ADONIS, CONCERTO PER GERUSALEMME
di
Roberto Taioli
Adonis
Il
Concerto per Gerusalemme, composto a Parigi nel 2012, è prima di tutto
un atto d’amore verso questa particolarissima città che ospita tra le sue mura
le radici di tre religioni che hanno segnato e segnano la storia dell’umanità,
l’ebraismo, il cristianesimo e l’islamismo. Città divisa e lacerata, e al contempo
unita per la sacralità che la pervade, Gerusalemme nei versi di Adonis assurge
a cifra simbolica del conflitto che sembra non avere mai fine, ma anche di una
speranza, di una fiammella che non muore. Potranno mai le sue membra ferite e
vilipese ritrovare l’armonia di un corpo, di una immagine complessa,
stratificata nel profondo delle viscere della storia, ma integra e solenne? Adonis,
nato in Siria nel 1930, è uno dei massimi poeti dei nostri giorni, da molti
anni trasferitosi a Parigi, autore di una lunga catena di opere poetiche
pubblicate in Italia dall’editore Guanda. Profondo conoscitore anche della
tradizione poetica occidentale, la sua musica (nel poemetto la poesia è simile
al ritmo musicale) non disdegna di penetrare nei più profondi anfratti della
storia, svelandone le oscurità e i disinganni.
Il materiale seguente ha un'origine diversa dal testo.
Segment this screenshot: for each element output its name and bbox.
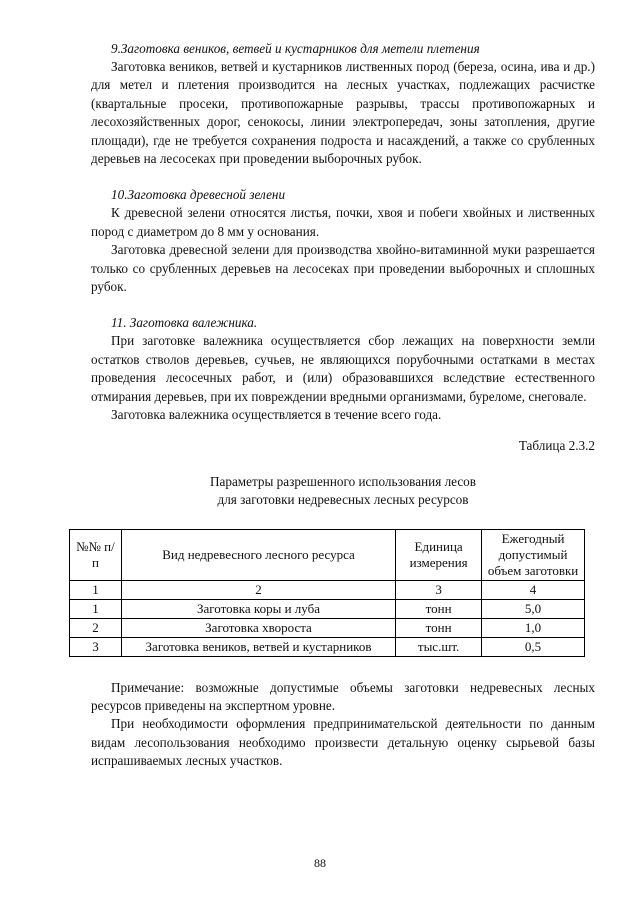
table-cell: 0,5 xyxy=(482,637,585,656)
section-heading-10: 10.Заготовка древесной зелени xyxy=(111,187,286,203)
table-cell: Заготовка хвороста xyxy=(121,618,395,637)
table-cell: 1 xyxy=(70,599,122,618)
table-cell: 1 xyxy=(70,580,122,599)
table-cell: 2 xyxy=(70,618,122,637)
table-caption-line-1: Параметры разрешенного использования лесов xyxy=(209,473,477,489)
section-heading-11: 11. Заготовка валежника. xyxy=(111,315,258,331)
table-row xyxy=(70,637,585,656)
page-number: 88 xyxy=(314,856,326,870)
table-caption-line-2: для заготовки недревесных лесных ресурсов xyxy=(217,491,469,507)
table-cell: 5,0 xyxy=(482,599,585,618)
page-content xyxy=(76,40,595,771)
table-cell: 4 xyxy=(482,580,585,599)
section-10-paragraph-1: К древесной зелени относятся листья, почки, хвоя и побеги хвойных и лиственных пород с диаметром до 8 мм у основания. xyxy=(91,205,595,239)
table-caption xyxy=(91,473,595,509)
resources-table xyxy=(69,529,585,657)
table-cell: Заготовка коры и луба xyxy=(121,599,395,618)
table-cell: 1,0 xyxy=(482,618,585,637)
header-resource-type: Вид недревесного лесного ресурса xyxy=(121,529,395,580)
table-cell: тонн xyxy=(396,618,482,637)
table-cell: 3 xyxy=(396,580,482,599)
section-9-paragraph: Заготовка веников, ветвей и кустарников лиственных пород (береза, осина, ива и др.) для метел и плетения производится на лесных участках, подлежащих расчистке (квартальные просеки, противопожарные разрывы, трассы противопожарных и лесохозяйственных дорог, сенокосы, линии электропередач, зоны затопления, другие площади), где не требуется сохранения подроста и насаждений, а также со срубленных деревьев на лесосеках при проведении выборочных рубок. xyxy=(91,59,595,167)
header-number: №№ п/п xyxy=(70,529,122,580)
header-annual-volume: Ежегодный допустимый объем заготовки xyxy=(482,529,585,580)
table-cell: 3 xyxy=(70,637,122,656)
table-row xyxy=(70,618,585,637)
table-cell: тонн xyxy=(396,599,482,618)
table-numbering-row xyxy=(70,580,585,599)
table-cell: 2 xyxy=(121,580,395,599)
section-11-paragraph-2: Заготовка валежника осуществляется в течение всего года. xyxy=(111,407,442,423)
section-heading-9: 9.Заготовка веников, ветвей и кустарников для метели плетения xyxy=(111,41,480,56)
table-label: Таблица 2.3.2 xyxy=(518,437,595,453)
header-unit: Единица измерения xyxy=(396,529,482,580)
note-paragraph: Примечание: возможные допустимые объемы заготовки недревесных лесных ресурсов приведены на экспертном уровне. xyxy=(91,679,595,713)
table-row xyxy=(70,599,585,618)
table-header-row xyxy=(70,529,585,580)
closing-paragraph: При необходимости оформления предпринимательской деятельности по данным видам лесопользования необходимо произвести детальную оценку сырьевой базы испрашиваемых лесных участков. xyxy=(91,716,595,769)
section-11-paragraph-1: При заготовке валежника осуществляется сбор лежащих на поверхности земли остатков стволов деревьев, сучьев, не являющихся порубочными остатками в местах проведения лесосечных работ, и (или) образовавшихся вследствие естественного отмирания деревьев, при их повреждении вредными организмами, буреломе, снеговале. xyxy=(91,333,595,404)
table-cell: тыс.шт. xyxy=(396,637,482,656)
table-cell: Заготовка веников, ветвей и кустарников xyxy=(121,637,395,656)
section-10-paragraph-2: Заготовка древесной зелени для производства хвойно-витаминной муки разрешается только со срубленных деревьев на лесосеках при проведении выборочных и сплошных рубок. xyxy=(91,242,595,295)
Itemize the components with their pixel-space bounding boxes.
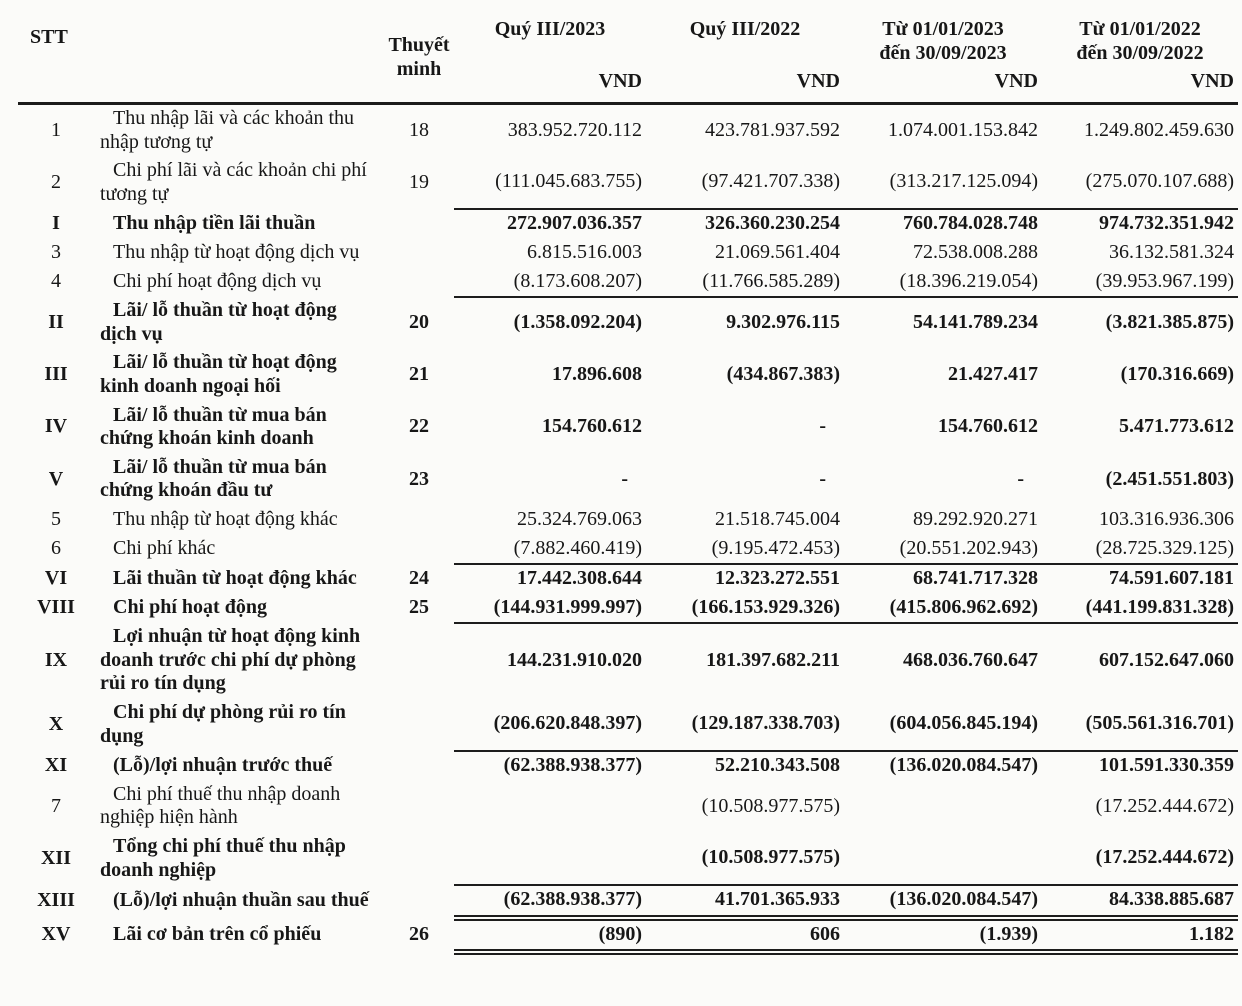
row-value-col2: (10.508.977.575): [701, 794, 840, 817]
row-value-col1: (62.388.938.377): [454, 885, 646, 918]
row-value-col1: 25.324.769.063: [517, 507, 642, 530]
row-value-col4: (505.561.316.701): [1042, 699, 1238, 751]
row-value-col4: 974.732.351.942: [1099, 212, 1234, 235]
row-value-col4: (170.316.669): [1120, 363, 1234, 386]
row-value-col2: (11.766.585.289): [646, 268, 844, 298]
table-row: [18, 454, 1238, 506]
row-value-col1: [454, 781, 646, 833]
row-value-col2: 41.701.365.933: [646, 885, 844, 918]
table-row: [18, 535, 1238, 565]
row-value-col1: 17.442.308.644: [517, 567, 642, 590]
row-label: Lãi/ lỗ thuần từ hoạt động kinh doanh ngoại hối: [100, 351, 337, 397]
row-value-col2: 9.302.976.115: [726, 311, 840, 334]
period-unit: VND: [1190, 70, 1234, 93]
row-value-col2: (166.153.929.326): [646, 594, 844, 624]
header-period-q3-2023: [454, 14, 646, 104]
period-title: Từ 01/01/2023 đến 30/09/2023: [879, 18, 1007, 64]
table-row: [18, 349, 1238, 401]
row-stt: III: [44, 363, 68, 386]
row-value-col4: (17.252.444.672): [1042, 833, 1238, 885]
row-value-col2: (434.867.383): [726, 363, 840, 386]
row-label: (Lỗ)/lợi nhuận thuần sau thuế: [113, 889, 369, 912]
row-note: [384, 833, 454, 885]
period-unit: VND: [796, 70, 840, 93]
row-value-col4: (17.252.444.672): [1095, 794, 1234, 817]
row-value-col1: 272.907.036.357: [507, 212, 642, 235]
row-value-col1: (144.931.999.997): [454, 594, 646, 624]
row-value-col2: 21.518.745.004: [715, 507, 840, 530]
row-value-col2: (9.195.472.453): [646, 535, 844, 565]
header-note: Thuyết minh: [384, 14, 454, 104]
row-label: Thu nhập tiền lãi thuần: [113, 211, 316, 234]
row-label: Chi phí khác: [113, 537, 216, 559]
row-stt: IV: [44, 415, 68, 438]
row-stt: XI: [44, 753, 68, 776]
row-value-col1: (111.045.683.755): [454, 157, 646, 209]
row-label: Thu nhập từ hoạt động khác: [113, 507, 338, 530]
row-value-col1: 17.896.608: [552, 363, 642, 386]
row-label: Chi phí hoạt động: [113, 596, 267, 619]
row-stt: I: [52, 211, 60, 234]
header-period-ytd-2022: [1042, 14, 1238, 104]
row-note: [384, 535, 454, 565]
row-value-col3: 154.760.612: [938, 415, 1038, 438]
row-stt: XIII: [37, 889, 75, 912]
header-stt: STT: [18, 14, 94, 104]
row-value-col1: (206.620.848.397): [454, 699, 646, 751]
row-stt: IX: [44, 648, 68, 671]
row-value-col3: (136.020.084.547): [889, 754, 1038, 777]
row-value-col2: (97.421.707.338): [646, 157, 844, 209]
row-label: Chi phí dự phòng rủi ro tín dụng: [100, 701, 346, 747]
row-note: 23: [409, 467, 429, 490]
row-label: Lãi/ lỗ thuần từ mua bán chứng khoán đầu tư: [100, 455, 327, 502]
row-value-col4: 84.338.885.687: [1042, 885, 1238, 918]
period-block: [646, 14, 844, 94]
row-value-col4: 5.471.773.612: [1119, 415, 1234, 438]
row-stt: 1: [51, 118, 61, 141]
period-title: Quý III/2022: [689, 18, 801, 40]
table-row: [18, 239, 1238, 268]
table-row: [18, 833, 1238, 885]
row-stt: 7: [51, 794, 61, 817]
row-value-col3: 1.074.001.153.842: [888, 118, 1038, 141]
period-block: [1042, 14, 1238, 94]
period-unit: VND: [598, 70, 642, 93]
period-block: [844, 14, 1042, 94]
row-note: 19: [409, 170, 429, 193]
table-row: [18, 268, 1238, 298]
table-row: [18, 781, 1238, 833]
row-value-col3: (604.056.845.194): [844, 699, 1042, 751]
row-value-col4: 103.316.936.306: [1099, 507, 1234, 530]
row-value-col3: (18.396.219.054): [844, 268, 1042, 298]
table-row: [18, 402, 1238, 454]
row-value-col3: 68.741.717.328: [913, 567, 1038, 590]
header-period-ytd-2023: [844, 14, 1042, 104]
period-title: Quý III/2023: [494, 18, 606, 40]
row-stt: 4: [51, 270, 61, 293]
row-note: [384, 268, 454, 298]
table-row: [18, 506, 1238, 535]
row-value-col2: 423.781.937.592: [705, 118, 840, 141]
table-row: [18, 564, 1238, 594]
row-value-col1: 144.231.910.020: [507, 649, 642, 672]
row-stt: VIII: [37, 596, 75, 619]
row-note: [384, 885, 454, 918]
row-value-col3: (1.939): [844, 918, 1042, 953]
row-label: Tổng chi phí thuế thu nhập doanh nghiệp: [100, 835, 346, 881]
row-value-col3: 72.538.008.288: [913, 240, 1038, 263]
row-value-col3: 54.141.789.234: [913, 311, 1038, 334]
row-value-col3: (313.217.125.094): [844, 157, 1042, 209]
row-value-col4: (39.953.967.199): [1042, 268, 1238, 298]
row-value-col2: 326.360.230.254: [705, 212, 840, 235]
row-stt: II: [48, 310, 64, 333]
row-value-col1: (62.388.938.377): [503, 754, 642, 777]
row-value-col3: (136.020.084.547): [844, 885, 1042, 918]
row-note: 21: [409, 363, 429, 386]
row-value-col2: -: [819, 467, 826, 490]
row-value-col3: 760.784.028.748: [903, 212, 1038, 235]
row-value-col3: [844, 833, 1042, 885]
row-value-col1: -: [621, 467, 628, 490]
row-value-col3: 21.427.417: [948, 363, 1038, 386]
row-label: Chi phí lãi và các khoản chi phí tương tự: [100, 159, 367, 205]
row-value-col1: (1.358.092.204): [513, 311, 642, 334]
row-label: Lợi nhuận từ hoạt động kinh doanh trước chi phí dự phòng rủi ro tín dụng: [100, 625, 361, 695]
row-value-col1: (7.882.460.419): [454, 535, 646, 565]
row-note: [384, 506, 454, 535]
row-value-col3: 89.292.920.271: [913, 507, 1038, 530]
row-note: [384, 623, 454, 699]
row-value-col1: 6.815.516.003: [527, 240, 642, 263]
row-stt: XV: [41, 922, 71, 945]
table-row: [18, 209, 1238, 239]
row-value-col1: 383.952.720.112: [507, 118, 642, 141]
table-row: [18, 594, 1238, 624]
table-row: [18, 157, 1238, 209]
row-value-col2: 606: [646, 918, 844, 953]
row-value-col4: (441.199.831.328): [1042, 594, 1238, 624]
table-row: [18, 918, 1238, 953]
row-value-col1: (8.173.608.207): [454, 268, 646, 298]
table-row: [18, 623, 1238, 699]
row-label: Chi phí thuế thu nhập doanh nghiệp hiện hành: [100, 782, 341, 829]
row-label: Lãi/ lỗ thuần từ mua bán chứng khoán kinh doanh: [100, 403, 327, 450]
row-value-col3: [844, 781, 1042, 833]
row-value-col3: (20.551.202.943): [844, 535, 1042, 565]
table-row: [18, 104, 1238, 158]
row-value-col3: 468.036.760.647: [903, 649, 1038, 672]
row-stt: 3: [51, 240, 61, 263]
row-value-col2: 181.397.682.211: [706, 649, 840, 672]
row-label: Lãi cơ bản trên cổ phiếu: [113, 922, 322, 945]
period-block: [454, 14, 646, 94]
row-value-col1: [454, 833, 646, 885]
row-label: Thu nhập từ hoạt động dịch vụ: [113, 240, 360, 263]
row-note: 22: [409, 415, 429, 438]
row-value-col2: 21.069.561.404: [715, 240, 840, 263]
row-value-col4: (28.725.329.125): [1042, 535, 1238, 565]
row-note: 20: [409, 310, 429, 333]
row-note: [384, 781, 454, 833]
row-value-col1: (890): [454, 918, 646, 953]
row-value-col4: (3.821.385.875): [1105, 311, 1234, 334]
row-stt: XII: [40, 846, 71, 869]
row-label: Chi phí hoạt động dịch vụ: [113, 270, 322, 293]
row-value-col4: 1.249.802.459.630: [1084, 118, 1234, 141]
row-value-col4: (2.451.551.803): [1105, 467, 1234, 490]
row-value-col4: 1.182: [1042, 918, 1238, 953]
row-note: [384, 699, 454, 751]
row-note: 26: [409, 922, 429, 945]
row-note: 18: [409, 118, 429, 141]
table-row: [18, 699, 1238, 751]
table-row: [18, 885, 1238, 918]
row-label: Lãi thuần từ hoạt động khác: [113, 566, 357, 589]
row-value-col2: (129.187.338.703): [646, 699, 844, 751]
row-label: (Lỗ)/lợi nhuận trước thuế: [113, 753, 333, 776]
header-item: [94, 14, 384, 104]
table-row: [18, 297, 1238, 349]
period-title: Từ 01/01/2022 đến 30/09/2022: [1076, 18, 1204, 64]
row-label: Lãi/ lỗ thuần từ hoạt động dịch vụ: [100, 299, 337, 345]
row-value-col4: 36.132.581.324: [1109, 240, 1234, 263]
row-stt: 2: [51, 170, 61, 193]
table-body: [18, 104, 1238, 953]
row-value-col1: 154.760.612: [542, 415, 642, 438]
row-note: 24: [409, 566, 429, 589]
row-value-col2: (10.508.977.575): [646, 833, 844, 885]
period-unit: VND: [994, 70, 1038, 93]
row-label: Thu nhập lãi và các khoản thu nhập tương tự: [100, 107, 355, 153]
header-period-q3-2022: [646, 14, 844, 104]
row-stt: 5: [51, 507, 61, 530]
row-note: [384, 751, 454, 781]
row-value-col3: -: [1017, 467, 1024, 490]
row-value-col2: 52.210.343.508: [715, 754, 840, 777]
row-value-col4: 607.152.647.060: [1099, 649, 1234, 672]
table-row: [18, 751, 1238, 781]
row-value-col4: (275.070.107.688): [1042, 157, 1238, 209]
row-stt: X: [48, 712, 64, 735]
row-stt: VI: [44, 566, 68, 589]
row-note: [384, 209, 454, 239]
row-stt: V: [48, 467, 64, 490]
income-statement-table: [18, 14, 1238, 955]
row-value-col2: 12.323.272.551: [715, 567, 840, 590]
header-row: [18, 14, 1238, 104]
row-note: [384, 239, 454, 268]
row-stt: 6: [51, 537, 61, 559]
table-header: [18, 14, 1238, 104]
row-note: 25: [409, 596, 429, 619]
row-value-col3: (415.806.962.692): [844, 594, 1042, 624]
row-value-col4: 74.591.607.181: [1109, 567, 1234, 590]
row-value-col2: -: [819, 415, 826, 438]
row-value-col4: 101.591.330.359: [1099, 754, 1234, 777]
Nel Concerto già l’incipit
svela l’atteggiamento orante del poeta:
“Lassù,
lassù /guardatela pendere al collo del cielo / guardatela cingersi con le
ciglia degli angeli/. Nessuno la raggiunge con i propri piedi, / si possono
usare la fronte, le spalle, magari l’ombelico. / Scalzi bussate alla sua porta,
/ aprirà un profeta che vi insegnerà come camminare/ e inchinarvi. / Teatro
diretto da un grande saggio. / Il Signore fa tutto questo per i suoi figli”).
Occorre
pertanto un atto rituale per avvicinarsi anche solo spiritualmente a questa
città, compiere un esercizio di abbandono, di annullamento, lasciarsi permeare
e trasportare dalla forza secolare che
vi aleggia e che, nonostante le offese della storia, ancora la pervade. Il
fascino magico di Gerusalemme sta nel trovare in essa ognuno di noi un
brandello di carne che ci appartiene.
Adonis |
Adonis al centro, Gaccione in piedi
col microfono. (Milano, 10 maggio 2005)
Adonis
è uomo e poeta scevro da ogni forma di confessionalismo integralistico eppur
critico nei confronti dell’Occidente che ha trattato Gerusalemme in nome di una
fredda ragion di Stato, senza coglierne la singolarissima cifra di sentinella e
di faro dell’umanità. Semmai Adonis rivendica le ragioni della interrelazione,
della sintesi, del dialogo tra le diverse anime che la compongono, perché non
prevalga la spada (vedasi a proposito il bellissimo saggio La preghiera e la
spada). Egli è poeta che non tema la pluralità e le differenze e che ha
teorizzato il principio dell’apertura e dell’ascolto, della connessione a tutto
ciò che vi è di umano. Durante un viaggio in Italia ebbe a pronunciare solenni
parole che fungono da dichiarazione di poetica e paradigma morale: “Sì, sono
d’accordo con Publio Terenzio Afro, Homo sum, humani nihil a me alienum puto”,
sottolineando la continuità col poeta latino ed una sorta di itinerario
spirituale dell’umanità. Tutto ciò che è
umano mi appartiene, anche quando mi proviene dall’altro. Siamo impastati dello
stesso lievito, macinati dallo stesso frantoio. E poi in una sosta a Napoli: “A
Napoli la tomba di Virgilio è accanto a quella di Leopardi, segno di una
continuità che è anch’essa una forma di dialogo attraverso lo spazio e il
tempo. In modo analogo, si può essere di religioni diverse, ma quando vediamo
la statura del Cristo velato di Giuseppe Sammartino nella Cappella Sansevero
contempliamo un’espressione dell’arte umana. L’arte aiuta a portare tutto su un
piano di profonda umanità”. Non
dimentichiamo qui, riguardo alla funzione salvifica dell’arte, il grande amore
che Adonis ebbe per Rimbaud, cui dedicò appassionate pagine.